Of course, the Lua script wasn't the problem. The company was building a full on Inner-Platform. The core application stack was actually in Java, but it was extensible with Lua scripts. The Java code was meant to handle all the plumbing and interacting with the data store, and the Lua code could then just be where developers put their business logic.
The Lua code was fairly straightforward, at least at a glance:
local keys = redis.call('ZRANGE', some_very_big_sorted_set, min_index, max_index)
local values = redis.call('HMGET', some_very_big_hash, unpack(keys))
The Java code, on the other hand, was more obviously problematic:
private static final Predicate<Throwable> somePredicate = throwable -> {
return throwable instanceof RedisScriptException;
};
private static RuntimeException convertException(Throwable throwable) {
if (somePredicate.test(throwable) && throwable.getCause().getMessage().contains("-OOM")) {
return new ResourceUnavailableException("resource unavailable", throwable);
} else if (somePredicate.test(throwable) && throwable.getCause().getMessage().contains("CLUSTERDOWN")) {
return new GenericStorageException("cluster unavailable", throwable);
} else if (throwable.getCause().getMessage().contains("KEY_DOES_NOT_EXIST")) {
return new KeyDoesNotExistException("key does not exist", throwable);
} else if (throwable instanceof SomeInternalException) {
return new SomeInternalException(throwable.getMessage(), throwable);
} else if (throwable instanceof RedisCommandTimeoutException || throwable instanceof QueryTimeoutException) {
return new GenericTimeoutException("command timeout", throwable);
} else if (throwable.getCause().getMessage().contains("Redis is loading the dataset in memory")) {
return new RedisLoadingException("Redis is loading the dataset in memory", throwable);
} else if (throwable.getCause().getMessage().contains("stack size exceeded")) {
return new ResourceExhaustedException("stack size exceeded", throwable);
}
return new GenericStorageException("failed to communicate to storage", throwable);
}
Now, there's nothing wrong with trying to convert Redis exceptions into your own application specific exceptions, but given the mechanics of try/catch, there are better ways.
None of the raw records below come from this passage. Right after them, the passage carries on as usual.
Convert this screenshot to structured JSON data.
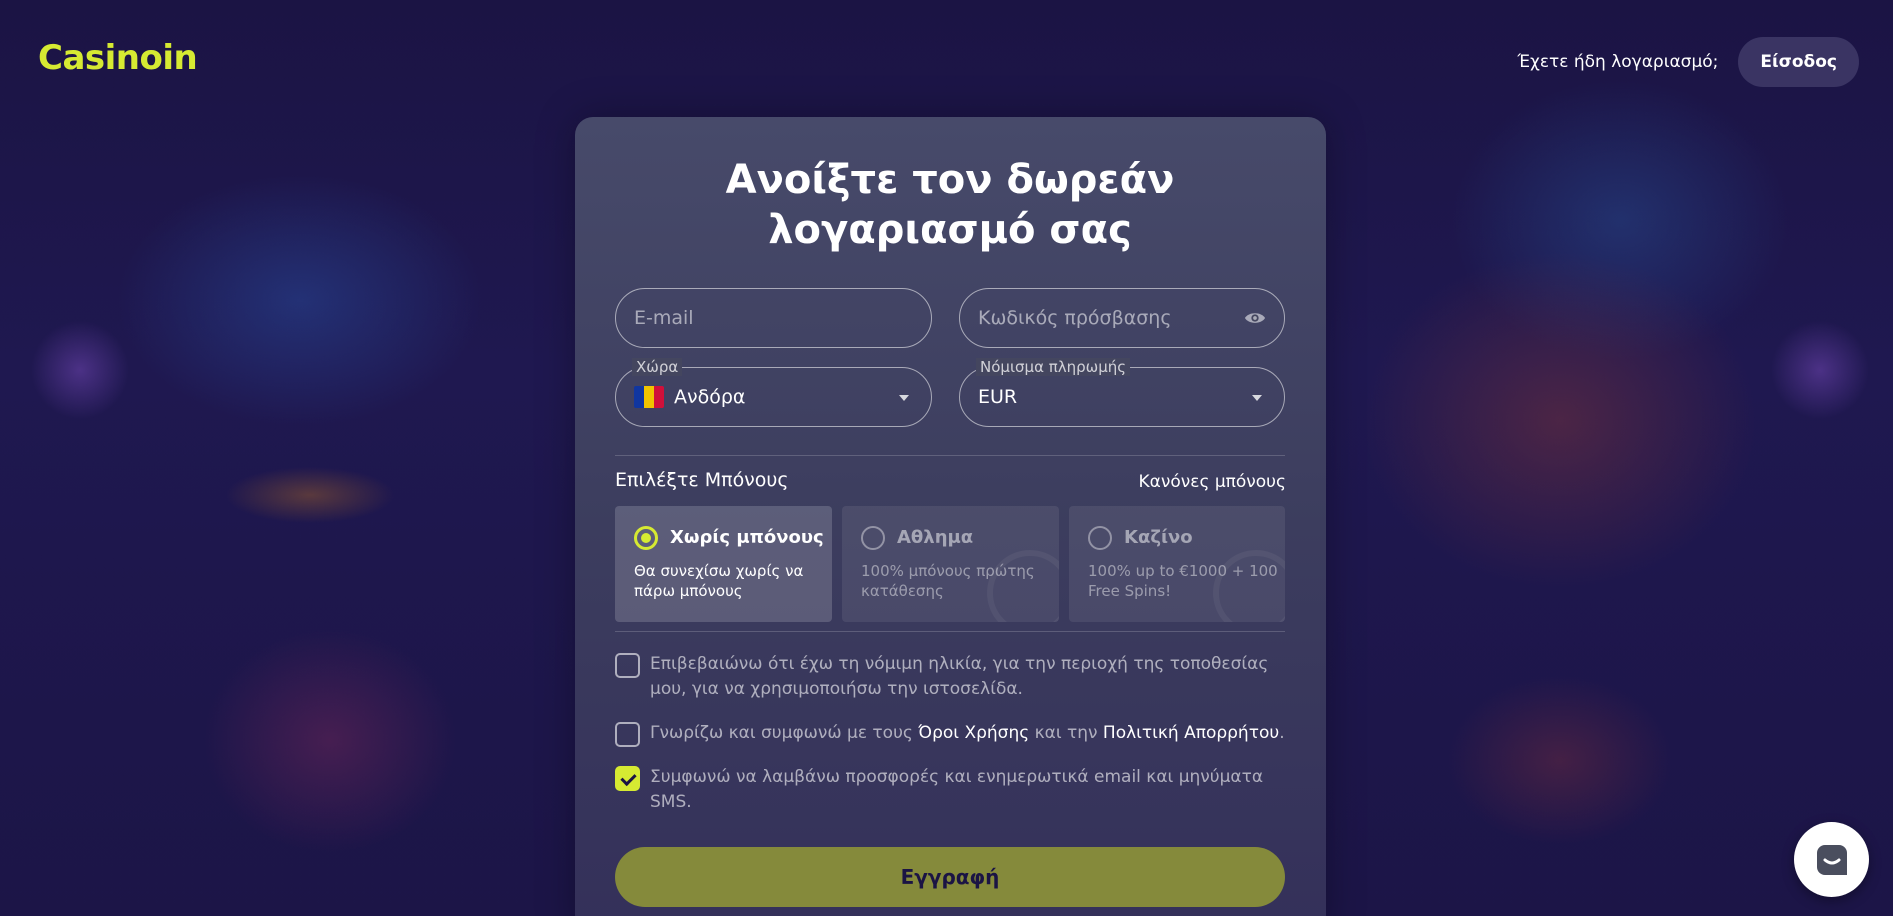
{
  "brand": {
    "logo_text": "Casinoin",
    "accent_color": "#d6ea32"
  },
  "header": {
    "have_account_text": "Έχετε ήδη λογαριασμό;",
    "login_label": "Είσοδος"
  },
  "form": {
    "title": "Ανοίξτε τον δωρεάν λογαριασμό σας",
    "email_placeholder": "E-mail",
    "password_placeholder": "Κωδικός πρόσβασης",
    "country": {
      "label": "Χώρα",
      "value": "Ανδόρα",
      "flag_icon": "andorra-flag-icon"
    },
    "currency": {
      "label": "Νόμισμα πληρωμής",
      "value": "EUR"
    },
    "bonus": {
      "heading": "Επιλέξτε Μπόνους",
      "rules_link": "Κανόνες μπόνους",
      "options": [
        {
          "title": "Χωρίς μπόνους",
          "description": "Θα συνεχίσω χωρίς να πάρω μπόνους",
          "selected": true
        },
        {
          "title": "Αθλημα",
          "description": "100% μπόνους πρώτης κατάθεσης",
          "selected": false
        },
        {
          "title": "Καζίνο",
          "description": "100% up to €1000 + 100 Free Spins!",
          "selected": false
        }
      ]
    },
    "consents": [
      {
        "text": "Επιβεβαιώνω ότι έχω τη νόμιμη ηλικία, για την περιοχή της τοποθεσίας μου, για να χρησιμοποιήσω την ιστοσελίδα.",
        "checked": false
      },
      {
        "prefix": "Γνωρίζω και συμφωνώ με τους ",
        "terms_link": "Όροι Χρήσης",
        "middle": " και την ",
        "privacy_link": "Πολιτική Απορρήτου",
        "suffix": ".",
        "checked": false
      },
      {
        "text": "Συμφωνώ να λαμβάνω προσφορές και ενημερωτικά email και μηνύματα SMS.",
        "checked": true
      }
    ],
    "submit_label": "Εγγραφή"
  },
  "chat_widget": {
    "icon": "chat-icon"
  }
}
What's specifically problematic here are the cases where it's actually checking the error message itself and matching strings, instead of checking types. But it's also unnecessary, since the Redis driver in question supports registering callbacks for any given kind of error, so you don't need this block.
But the block also gets weird- why is there a case where SomeInternalException
gets wrapped in a new instance of SomeInternalException
with the same message?
It was the "stack size exceeded" one which got Raquel's attention. That didn't seem like an error that should be coming from any of the Java layers, and in fact, it was not. The Lua runtime has a method call lua_checkstack
which checks if a Lua call has enough available stack space to execute. The stack has a configurable depth, but a few thousand elements is a reasonable expectation.
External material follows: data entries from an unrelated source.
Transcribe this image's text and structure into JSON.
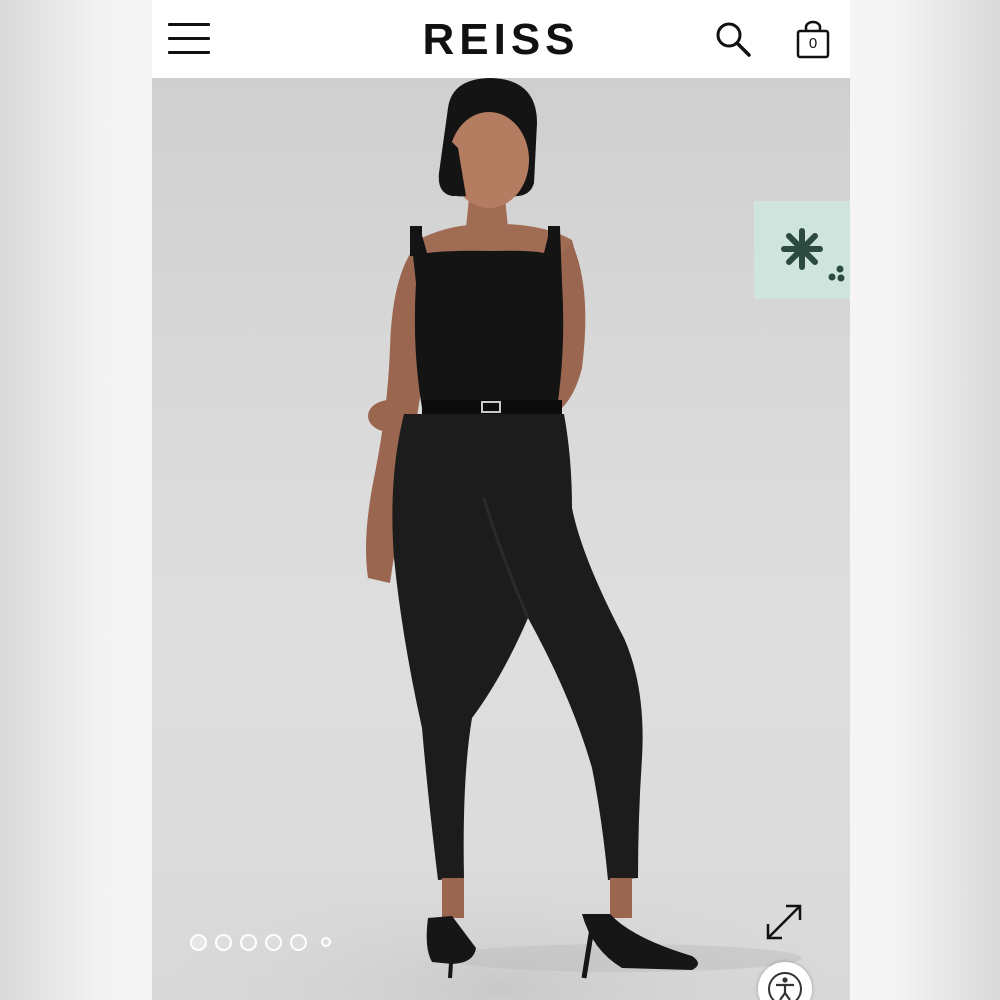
{
  "header": {
    "logo": "REISS",
    "bag_count": "0"
  },
  "icons": {
    "menu": "hamburger-menu-icon",
    "search": "search-icon",
    "bag": "shopping-bag-icon",
    "badge": "asterisk-icon",
    "expand": "expand-arrows-icon",
    "accessibility": "accessibility-icon"
  },
  "carousel": {
    "total_dots": 6,
    "active_index": 0
  },
  "colors": {
    "badge_background": "#cfe4dd",
    "badge_icon": "#2d4a40",
    "brand_text": "#111111"
  }
}
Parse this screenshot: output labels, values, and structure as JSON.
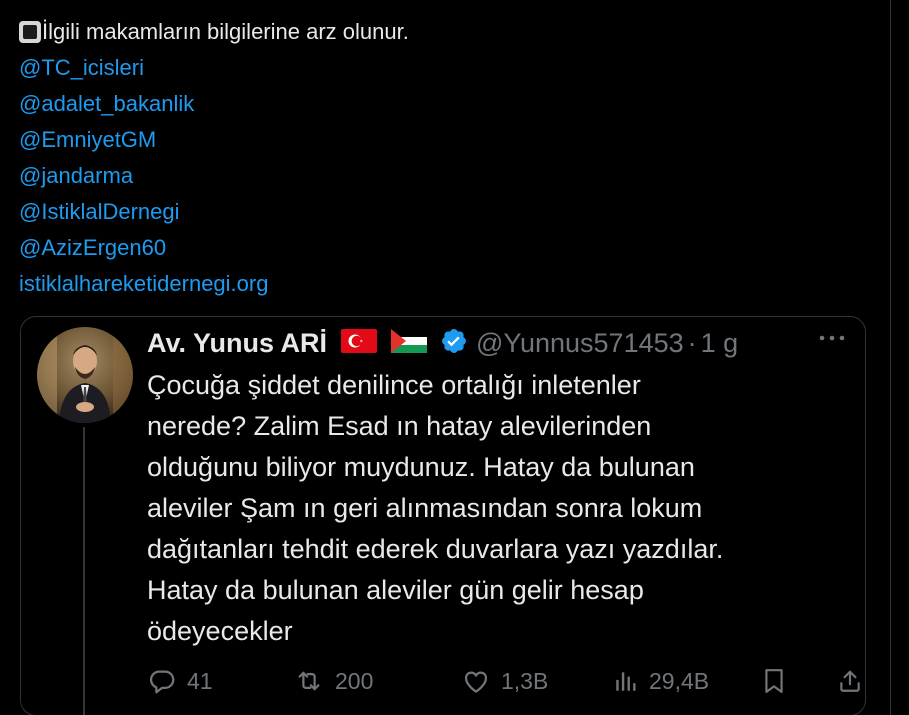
{
  "tweet": {
    "first_line": "İlgili makamların bilgilerine arz olunur.",
    "mentions": [
      "@TC_icisleri",
      "@adalet_bakanlik",
      "@EmniyetGM",
      "@jandarma",
      "@IstiklalDernegi",
      "@AzizErgen60"
    ],
    "link": "istiklalhareketidernegi.org"
  },
  "quote": {
    "display_name": "Av. Yunus ARİ",
    "handle": "@Yunnus571453",
    "dot": "·",
    "time": "1 g",
    "body_lines": [
      "Çocuğa şiddet denilince ortalığı inletenler",
      "nerede? Zalim Esad ın hatay alevilerinden",
      "olduğunu biliyor muydunuz. Hatay da bulunan",
      "aleviler Şam ın geri alınmasından sonra lokum",
      "dağıtanları tehdit ederek duvarlara yazı yazdılar.",
      "Hatay da bulunan aleviler gün gelir hesap",
      "ödeyecekler"
    ],
    "actions": {
      "reply_count": "41",
      "retweet_count": "200",
      "like_count": "1,3B",
      "views_count": "29,4B"
    }
  },
  "colors": {
    "background": "#000000",
    "text": "#e7e9ea",
    "link": "#1d9bf0",
    "muted": "#71767b",
    "border": "#2f3336",
    "verified": "#1d9bf0"
  },
  "icons": {
    "emoji": "black-square-button-icon",
    "flags": [
      "turkey-flag-icon",
      "palestine-flag-icon"
    ],
    "verified": "verified-badge-icon",
    "more": "more-options-icon",
    "actions": [
      "reply-icon",
      "retweet-icon",
      "like-icon",
      "views-icon",
      "bookmark-icon",
      "share-icon"
    ]
  }
}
Which brings us back to the Lua code:
local values = redis.call('HMGET', some_very_big_hash, unpack(keys))
The HMGET
operation is variadic, taking an arbitrary number of keys as parameters (instead of a table of keys as parameters). Each of those keys needs to live on the stack in this scenario, which means if you have more than a few thousand keys, you've blown out your stack space.
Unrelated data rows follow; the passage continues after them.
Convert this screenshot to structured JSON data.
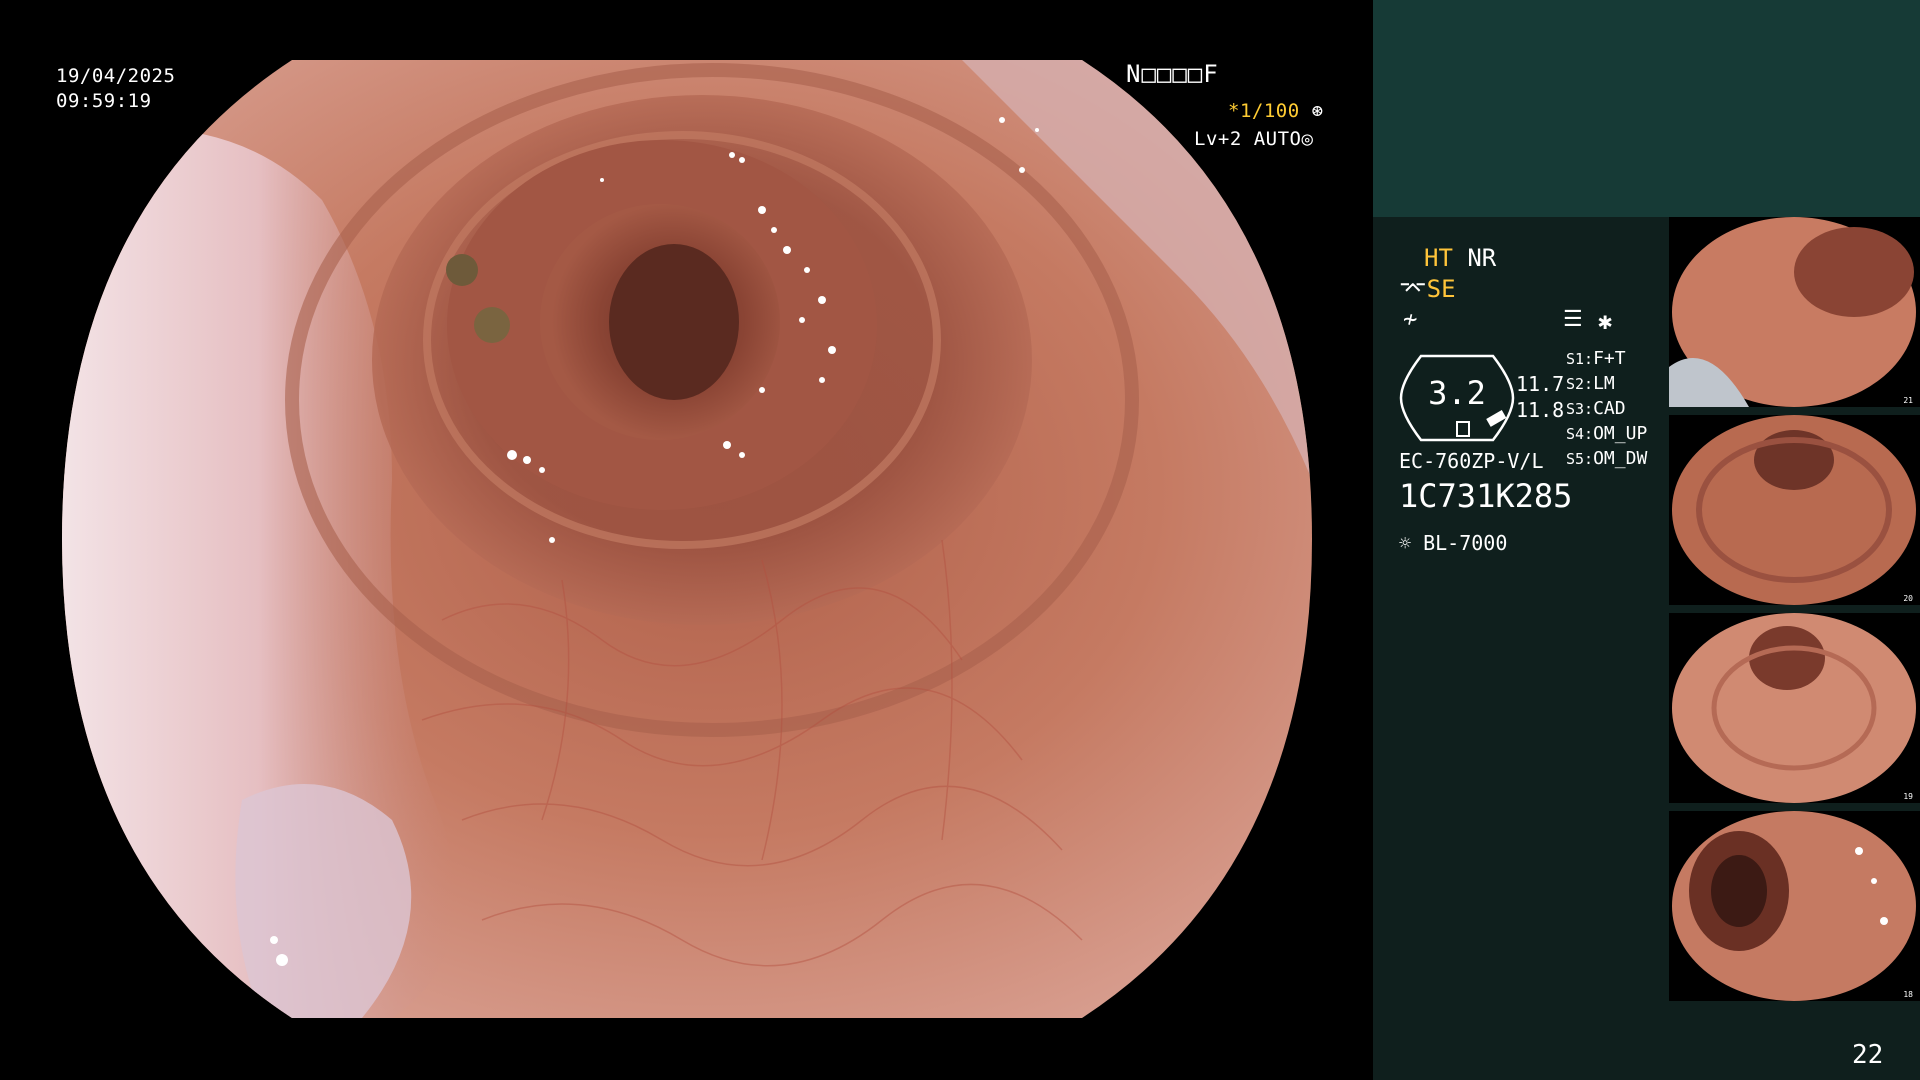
{
  "osd": {
    "date": "19/04/2025",
    "time": "09:59:19",
    "patient_code": "N□□□□F",
    "shutter": "*1/100",
    "shutter_icon": "⊛",
    "level": "Lv+2 AUTO",
    "level_icon": "◎"
  },
  "panel": {
    "ht": "HT",
    "nr": "NR",
    "se": "SE",
    "gauge_value": "3.2",
    "value_1": "11.7",
    "value_2": "11.8",
    "switches": [
      {
        "key": "S1:",
        "value": "F+T"
      },
      {
        "key": "S2:",
        "value": "LM"
      },
      {
        "key": "S3:",
        "value": "CAD"
      },
      {
        "key": "S4:",
        "value": "OM_UP"
      },
      {
        "key": "S5:",
        "value": "OM_DW"
      }
    ],
    "scope_model": "EC-760ZP-V/L",
    "scope_serial": "1C731K285",
    "light_source": "BL-7000",
    "page_number": "22"
  },
  "thumbnail_labels": [
    "21",
    "20",
    "19",
    "18"
  ],
  "colors": {
    "panel_bg": "#0f1f1d",
    "panel_top_bg": "#163a36",
    "accent_yellow": "#ffc43a",
    "mucosa": "#c07258"
  }
}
This is a situation where several WTFs piled together. The interaction between the Java layer and the Lua scripts was ill thought out. The Java layer exception handling was built to be fragile, and elsewhere in the chain, it just eradicated the error message anyway, leaving the junior developer scratching their heads, with no idea that the "fix" was just to narrow their search range into something that the Lua stack could handle.
And finally, as Raquel writes:
The truly depressing part was that this abomination wasn't just checked in whole - several different engineers contributed to it, and all the code was reviewed and signed off on.
As the saying goes: no one of us can be as dumb as all of us.